Chemicals that "light up" multiple assays are called "promiscuous compounds," something that both he and I have written about. Promiscuous compounds are the bane of medicinal chemists, and there is probably not a single one of us who has not been led down a dead end street by a test result that only an artifact of compound that "sabotaged" the assay. This can result in entire discovery programs that were doomed to fail because whatever was measured at the beginning wasn't real.
Another reason that curcumin makes a lousy drug also explains why it is safe taken orally, but not intravenously—something that Jade Erick found out the hard way. When taken orally, virtually none of it gets into your blood:
"So what do you get when you look closely at the molecule and its activities? Well, for one thing, curcumin’s stability and pharmacokinetics are absolutely terrible. It’s less than 1% bioavailable, and its half-life under physiological conditions is measured in minutes."
Taken together, the poor pharmacological properties and the multiple, unrelated health claims suggest strongly that curcumin isn't really doing anything, which is exactly the conclusion of Michael A. Walters and colleagues in the J. Med. Chem. article:
"The likely false activity of curcumin in vitro and in vivo has resulted in >120 clinical trials of curcuminoids against several diseases. No double-blinded, placebo controlled clinical trial of curcumin has been successful."
Michael A. Walters et.al.
Of course, Big Dough Joe has a "solution" this. Buy his curcumin—Curcumin Advanced formula! From his site:
Typical ambiguous language of a sleazebag salesman. The only word that means anything whatsoever is "may."
Then there is this:
"Aside from absorbing the curcumin, like many nutrients, it has a relatively short half-life which means, in order to receive the maximum benefit you would have to consume it every four to six hours.
Fortunately, there is a “sustained release” version of the product that can eliminate the major hassle factor of having to take this supplement so frequently. Sustained release…"
Sounds great, except it won't solve anything. Curcumin will still not be absorbed and will continue to be rapidly metabolized. Fortunately, Joe has another solution—formulation:
"Here’s a quick breakdown how an incredible technology, called “MicroActive®,” helps with bioavailability…"
Cool! A new way to make drugs that do not make it into the blood orally active (1). Or is it? I could find no evidence that the "incredible technology" works. It is not given. But this is:
"The end result is that I believe this innovative technology helps make Curcumin Advanced the best curcumin supplement I’ve seen to date."

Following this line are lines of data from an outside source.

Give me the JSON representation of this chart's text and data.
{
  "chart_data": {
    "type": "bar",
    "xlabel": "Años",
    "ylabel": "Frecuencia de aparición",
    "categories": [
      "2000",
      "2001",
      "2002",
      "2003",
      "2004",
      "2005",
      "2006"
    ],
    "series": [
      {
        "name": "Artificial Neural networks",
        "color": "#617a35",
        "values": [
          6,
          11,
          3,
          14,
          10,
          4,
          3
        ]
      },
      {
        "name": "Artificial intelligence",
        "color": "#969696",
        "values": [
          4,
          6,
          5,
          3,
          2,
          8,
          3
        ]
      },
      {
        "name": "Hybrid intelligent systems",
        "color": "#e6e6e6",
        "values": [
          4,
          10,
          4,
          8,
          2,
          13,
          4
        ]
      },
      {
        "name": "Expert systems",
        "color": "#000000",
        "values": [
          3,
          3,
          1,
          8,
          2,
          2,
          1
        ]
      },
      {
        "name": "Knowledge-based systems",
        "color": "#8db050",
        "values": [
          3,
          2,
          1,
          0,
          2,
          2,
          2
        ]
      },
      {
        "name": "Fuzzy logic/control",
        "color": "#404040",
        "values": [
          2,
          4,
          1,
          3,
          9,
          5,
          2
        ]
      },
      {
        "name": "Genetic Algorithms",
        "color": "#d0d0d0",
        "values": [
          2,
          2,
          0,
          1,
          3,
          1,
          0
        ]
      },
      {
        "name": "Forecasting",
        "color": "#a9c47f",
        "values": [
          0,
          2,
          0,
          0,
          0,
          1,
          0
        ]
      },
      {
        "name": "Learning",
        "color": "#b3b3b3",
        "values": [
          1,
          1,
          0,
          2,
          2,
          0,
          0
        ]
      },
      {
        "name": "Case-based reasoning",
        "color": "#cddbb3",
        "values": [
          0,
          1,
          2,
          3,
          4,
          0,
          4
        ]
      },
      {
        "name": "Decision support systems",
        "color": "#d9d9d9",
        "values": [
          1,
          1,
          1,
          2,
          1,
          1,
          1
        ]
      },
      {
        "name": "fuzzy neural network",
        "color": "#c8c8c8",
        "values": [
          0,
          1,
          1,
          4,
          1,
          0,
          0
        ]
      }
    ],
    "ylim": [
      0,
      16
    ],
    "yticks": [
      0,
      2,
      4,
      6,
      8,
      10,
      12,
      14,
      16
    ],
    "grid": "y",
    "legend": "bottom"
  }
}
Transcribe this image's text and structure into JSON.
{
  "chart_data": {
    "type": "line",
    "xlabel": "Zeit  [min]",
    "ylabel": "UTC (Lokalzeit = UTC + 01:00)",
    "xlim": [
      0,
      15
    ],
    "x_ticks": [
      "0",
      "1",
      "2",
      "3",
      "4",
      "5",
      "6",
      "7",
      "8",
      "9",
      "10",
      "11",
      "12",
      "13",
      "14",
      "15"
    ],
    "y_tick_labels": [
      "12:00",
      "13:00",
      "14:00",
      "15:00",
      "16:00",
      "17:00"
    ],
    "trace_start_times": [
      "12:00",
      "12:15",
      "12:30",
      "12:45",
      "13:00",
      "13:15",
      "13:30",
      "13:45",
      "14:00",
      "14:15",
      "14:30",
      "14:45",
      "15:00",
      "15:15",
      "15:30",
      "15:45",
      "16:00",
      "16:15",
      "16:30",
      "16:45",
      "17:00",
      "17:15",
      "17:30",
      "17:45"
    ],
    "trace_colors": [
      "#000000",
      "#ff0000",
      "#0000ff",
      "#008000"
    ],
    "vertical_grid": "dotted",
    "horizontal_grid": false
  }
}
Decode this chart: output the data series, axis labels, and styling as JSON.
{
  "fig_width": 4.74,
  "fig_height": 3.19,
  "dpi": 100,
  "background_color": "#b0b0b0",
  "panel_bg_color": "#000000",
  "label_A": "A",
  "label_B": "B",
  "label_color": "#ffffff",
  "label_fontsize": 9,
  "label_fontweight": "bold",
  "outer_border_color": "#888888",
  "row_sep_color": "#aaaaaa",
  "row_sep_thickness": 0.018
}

There ya go. Mercola claims that the technology works, but offers no evidence to support this. But that's OK because he believes it to be true. Why is there no evidence? Perhaps it's because those very little asterisks above (and if you can't see them, it's purely intentional), refer to something that took me 10 minutes to find on the page. It is at the very bottom of the screen, and unless you happen to carry around a scanning electron microscope, it's not all that easy to see:
So, if I have this right, Mercola is:
- Selling something that just killed someone when used intravenously,
- Claiming it will fix everything that ails you despite the fact that there is no evidence that it is useful for anything
- Advertising a wonderful new technology that is supposed to (but won't) deliver more of a useless chemical
- Not offering any evidence about this technology except his opinion, which is, of course, qualified by a splendidly hidden disclaimer.
Just another day in Mercolaville.
(1) There has been an enormous amount of research into making drugs orally bioavailable. Both formulation research and the use of pro-drug technology have helped, but it remains a largely unsolved problem.